Relief Society is a place of influence, a worldwide sisterhood. Sister Beck said some women mistakenly think Relief Society is not for them, a place filled with "old ladies and knitting and clichés." In reality, she said, Relief Society "is where we can, together, have a greater influence than doing things alone."
History confirms the members of the Relief Society have always cared about significant issues. Sometimes, she said, Relief Society sisters have been thought of as "sweet but uninformed." The reality is that women have always cared about the scope of the Lord's work of salvation. "The Lord has always expected His daughters to lead and influence for good to make significant contributions to home and family, their communities and to further His work."
The Lord values the contributions of women. "To the Lord we are enough," said Sister Beck, noting that if any woman in the Church feels that she does not measure up to what is expected of her this book will help her remember that "righteous offerings are acceptable to God. ... Busyness and competition are not the same as consecration and your best efforts," she said.

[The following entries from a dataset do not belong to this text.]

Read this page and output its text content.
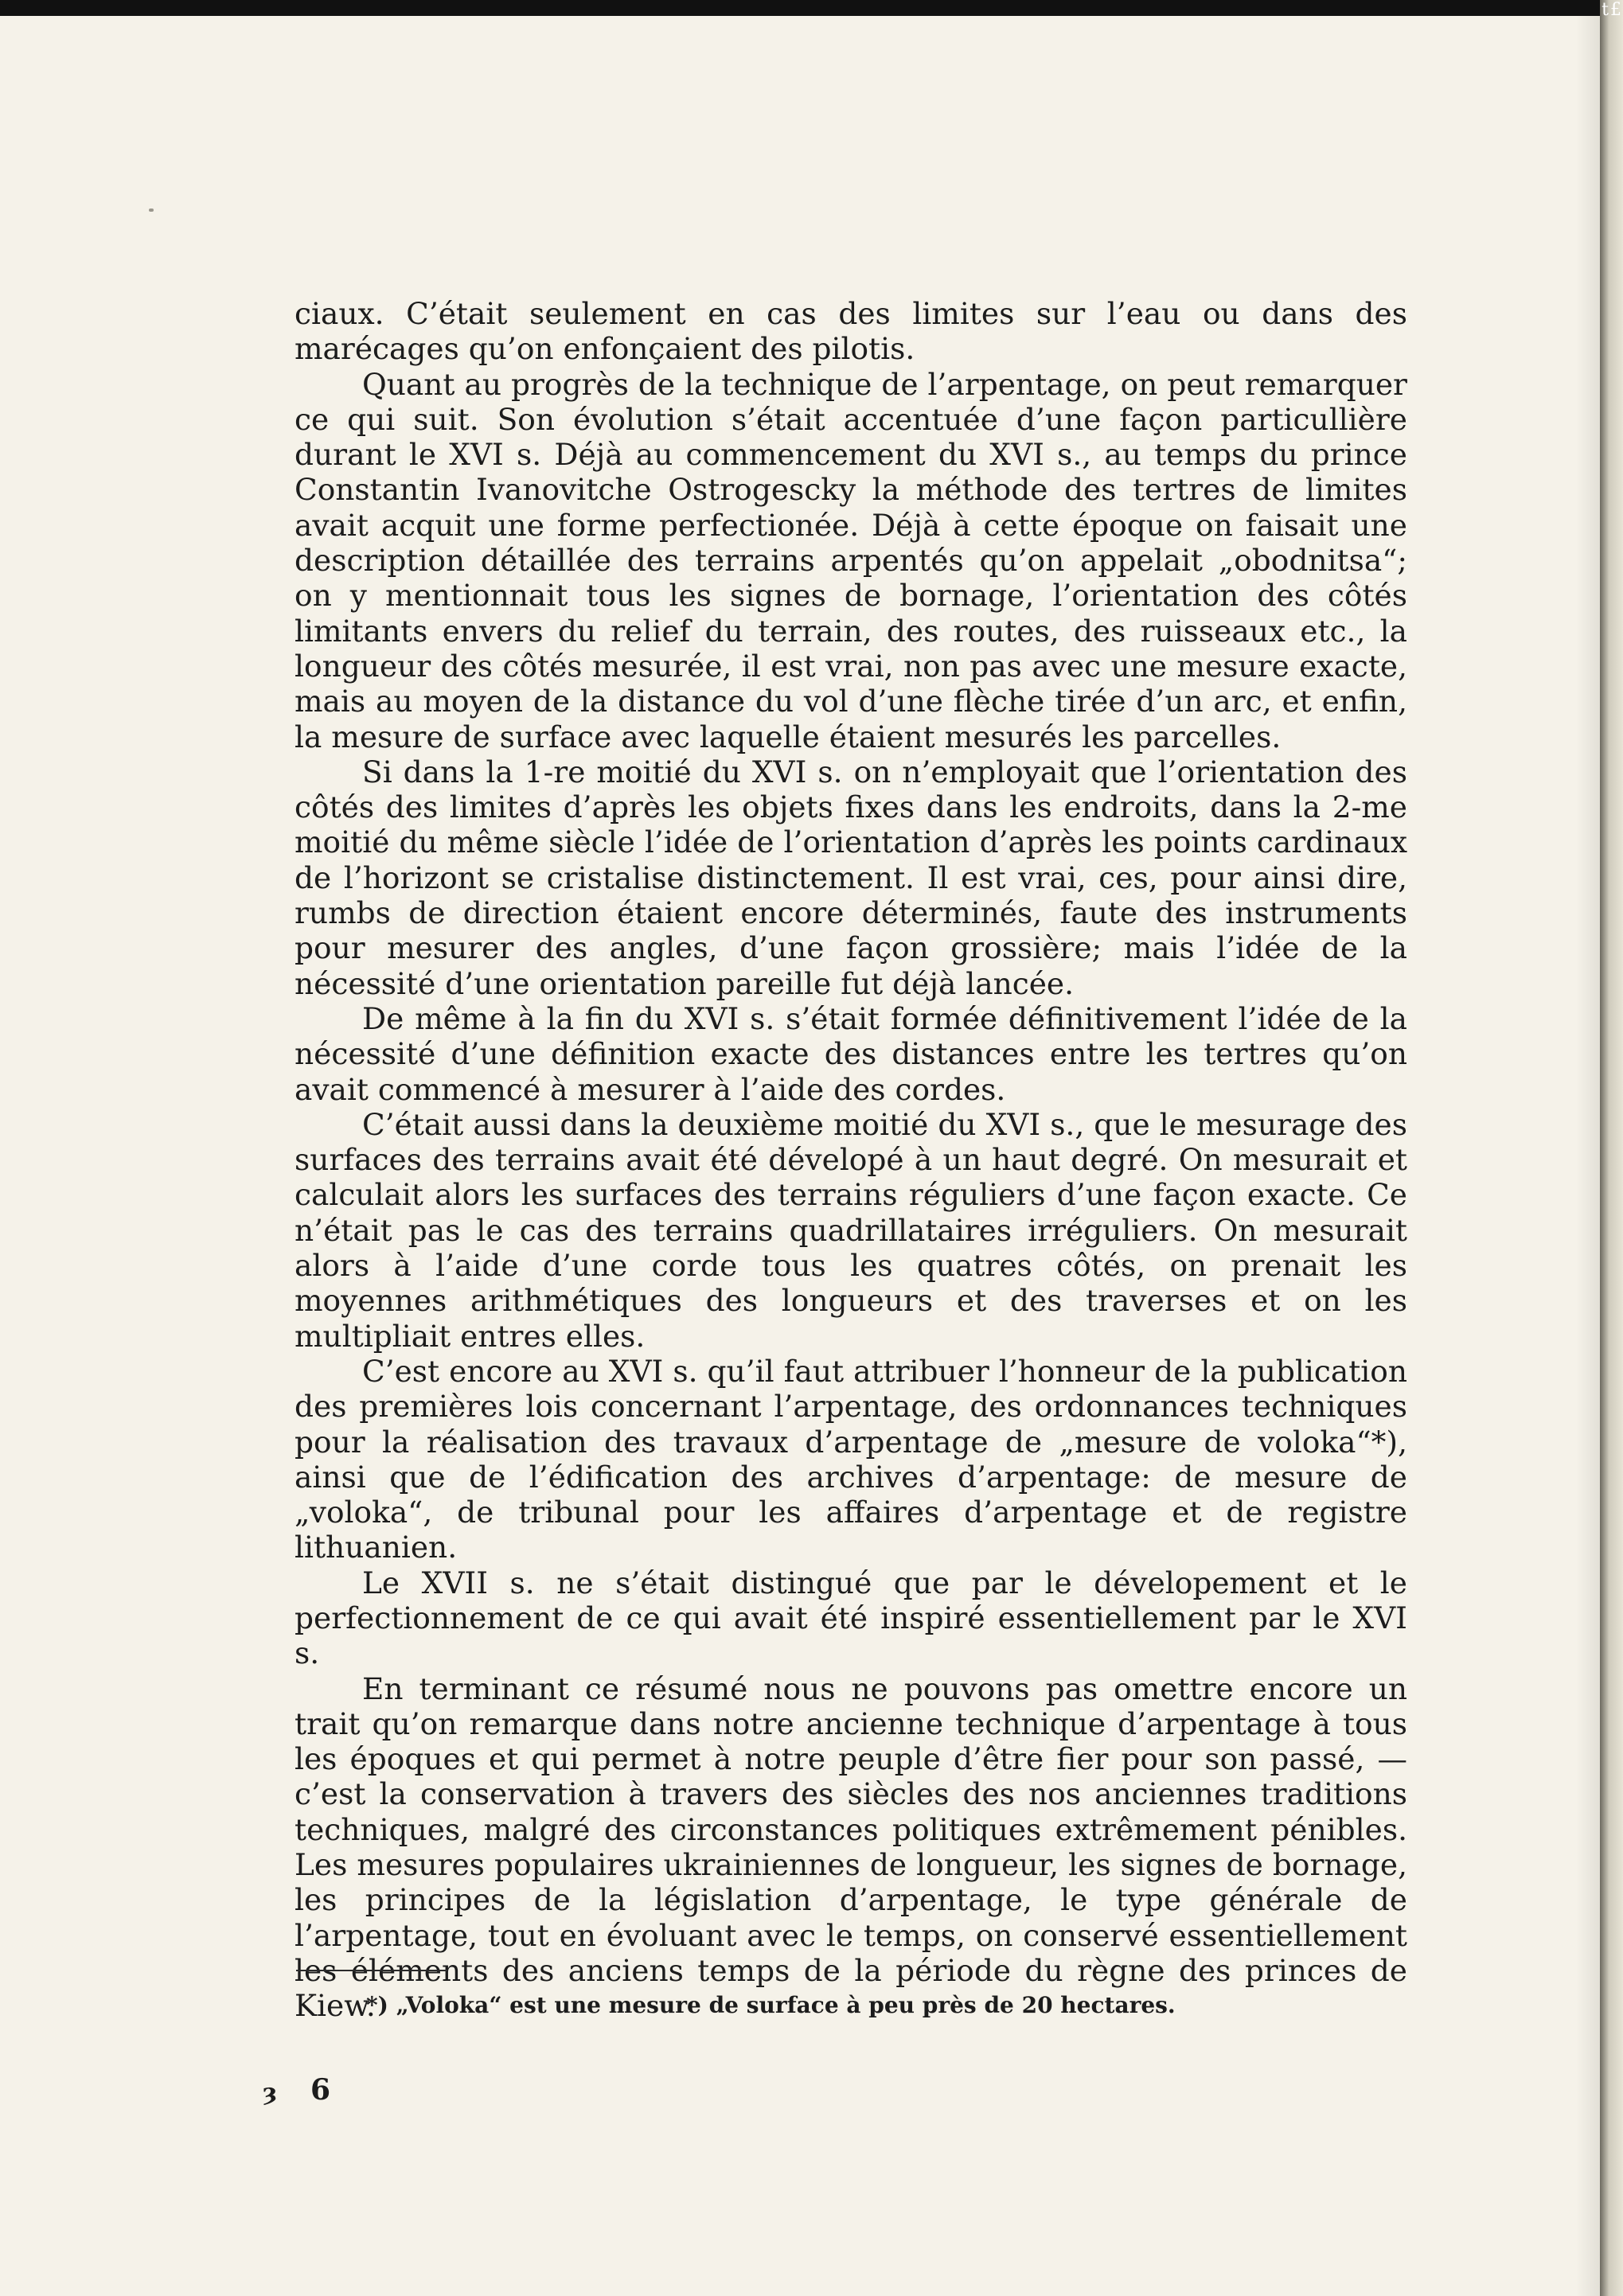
ciaux. C’était seulement en cas des limites sur l’eau ou dans des marécages qu’on enfonçaient des pilotis.

Quant au progrès de la technique de l’arpentage, on peut remarquer ce qui suit. Son évolution s’était accentuée d’une façon particullière durant le XVI s. Déjà au commencement du XVI s., au temps du prince Constantin Ivanovitche Ostrogescky la méthode des tertres de limites avait acquit une forme perfectionée. Déjà à cette époque on faisait une description détaillée des terrains arpentés qu’on appelait „obodnitsa“; on y mentionnait tous les signes de bornage, l’orientation des côtés limitants envers du relief du terrain, des routes, des ruisseaux etc., la longueur des côtés mesurée, il est vrai, non pas avec une mesure exacte, mais au moyen de la distance du vol d’une flèche tirée d’un arc, et enfin, la mesure de surface avec laquelle étaient mesurés les parcelles.

Si dans la 1-re moitié du XVI s. on n’employait que l’orientation des côtés des limites d’après les objets fixes dans les endroits, dans la 2-me moitié du même siècle l’idée de l’orientation d’après les points cardinaux de l’horizont se cristalise distinctement. Il est vrai, ces, pour ainsi dire, rumbs de direction étaient encore déterminés, faute des instruments pour mesurer des angles, d’une façon grossière; mais l’idée de la nécessité d’une orientation pareille fut déjà lancée.

De même à la fin du XVI s. s’était formée définitivement l’idée de la nécessité d’une définition exacte des distances entre les tertres qu’on avait commencé à mesurer à l’aide des cordes.

C’était aussi dans la deuxième moitié du XVI s., que le mesurage des surfaces des terrains avait été dévelopé à un haut degré. On mesurait et calculait alors les surfaces des terrains réguliers d’une façon exacte. Ce n’était pas le cas des terrains quadrillataires irréguliers. On mesurait alors à l’aide d’une corde tous les quatres côtés, on prenait les moyennes arithmétiques des longueurs et des traverses et on les multipliait entres elles.

C’est encore au XVI s. qu’il faut attribuer l’honneur de la publication des premières lois concernant l’arpentage, des ordonnances techniques pour la réalisation des travaux d’arpentage de „mesure de voloka“*), ainsi que de l’édification des archives d’arpentage: de mesure de „voloka“, de tribunal pour les affaires d’arpentage et de registre lithuanien.

Le XVII s. ne s’était distingué que par le dévelopement et le perfectionnement de ce qui avait été inspiré essentiellement par le XVI s.

En terminant ce résumé nous ne pouvons pas omettre encore un trait qu’on remarque dans notre ancienne technique d’arpentage à tous les époques et qui permet à notre peuple d’être fier pour son passé, — c’est la conservation à travers des siècles des nos anciennes traditions techniques, malgré des circonstances politiques extrêmement pénibles. Les mesures populaires ukrainiennes de longueur, les signes de bornage, les principes de la législation d’arpentage, le type générale de l’arpentage, tout en évoluant avec le temps, on conservé essentiellement les éléments des anciens temps de la période du règne des princes de Kiew.

*) „Voloka“ est une mesure de surface à peu près de 20 hectares.
ȝ 6
t£
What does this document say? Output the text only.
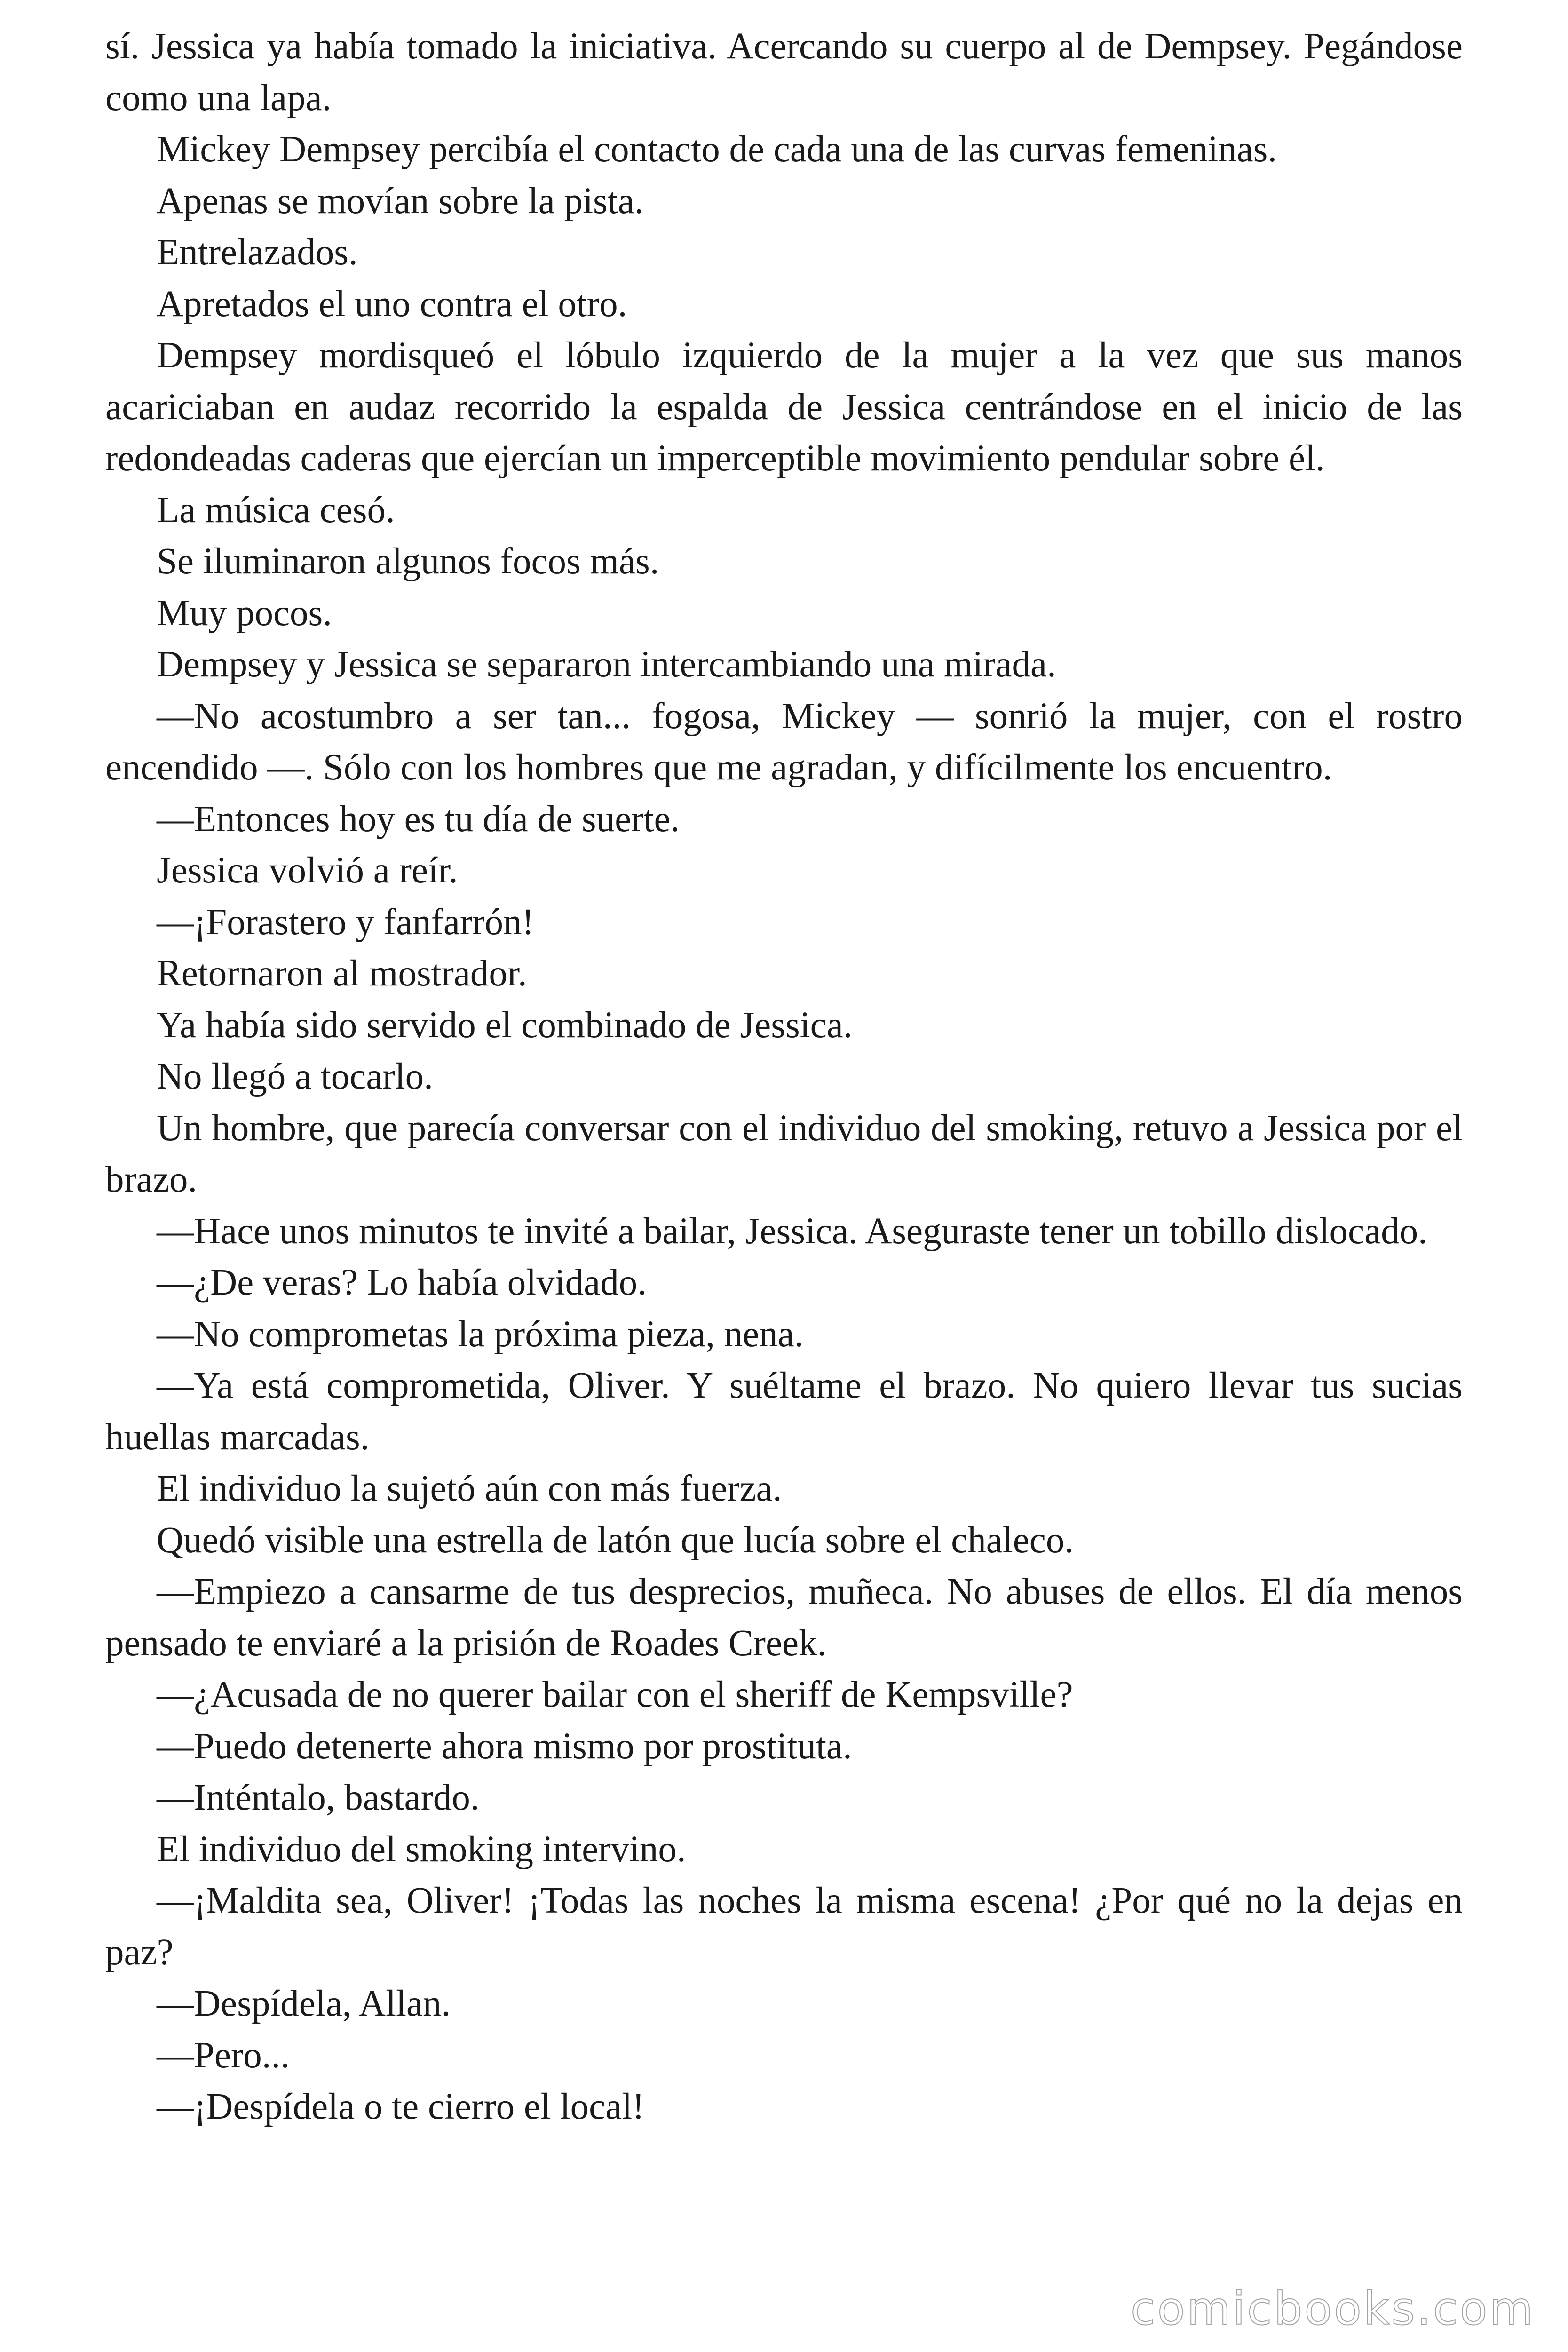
sí. Jessica ya había tomado la iniciativa. Acercando su cuerpo al de Dempsey. Pegándose como una lapa.

Mickey Dempsey percibía el contacto de cada una de las curvas femeninas.

Apenas se movían sobre la pista.

Entrelazados.

Apretados el uno contra el otro.

Dempsey mordisqueó el lóbulo izquierdo de la mujer a la vez que sus manos acariciaban en audaz recorrido la espalda de Jessica centrándose en el inicio de las redondeadas caderas que ejercían un imperceptible movimiento pendular sobre él.

La música cesó.

Se iluminaron algunos focos más.

Muy pocos.

Dempsey y Jessica se separaron intercambiando una mirada.

—No acostumbro a ser tan... fogosa, Mickey — sonrió la mujer, con el rostro encendido —. Sólo con los hombres que me agradan, y difícilmente los encuentro.

—Entonces hoy es tu día de suerte.

Jessica volvió a reír.

—¡Forastero y fanfarrón!

Retornaron al mostrador.

Ya había sido servido el combinado de Jessica.

No llegó a tocarlo.

Un hombre, que parecía conversar con el individuo del smoking, retuvo a Jessica por el brazo.

—Hace unos minutos te invité a bailar, Jessica. Aseguraste tener un tobillo dislocado.

—¿De veras? Lo había olvidado.

—No comprometas la próxima pieza, nena.

—Ya está comprometida, Oliver. Y suéltame el brazo. No quiero llevar tus sucias huellas marcadas.

El individuo la sujetó aún con más fuerza.

Quedó visible una estrella de latón que lucía sobre el chaleco.

—Empiezo a cansarme de tus desprecios, muñeca. No abuses de ellos. El día menos pensado te enviaré a la prisión de Roades Creek.

—¿Acusada de no querer bailar con el sheriff de Kempsville?

—Puedo detenerte ahora mismo por prostituta.

—Inténtalo, bastardo.

El individuo del smoking intervino.

—¡Maldita sea, Oliver! ¡Todas las noches la misma escena! ¿Por qué no la dejas en paz?

—Despídela, Allan.

—Pero...

—¡Despídela o te cierro el local!

comicbooks.com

Relief Society provides a way for women to fulfill the Lord's plan. Sister Beck said the world teaches women that everything is about them. "Through Relief Society we learn the Lord has expectations and responsibilities that are eternal and not negotiable."
Women have played an important part in His Church from the beginning. The history of the Church is filled with powerful stories about women. "The Lord has always valued women."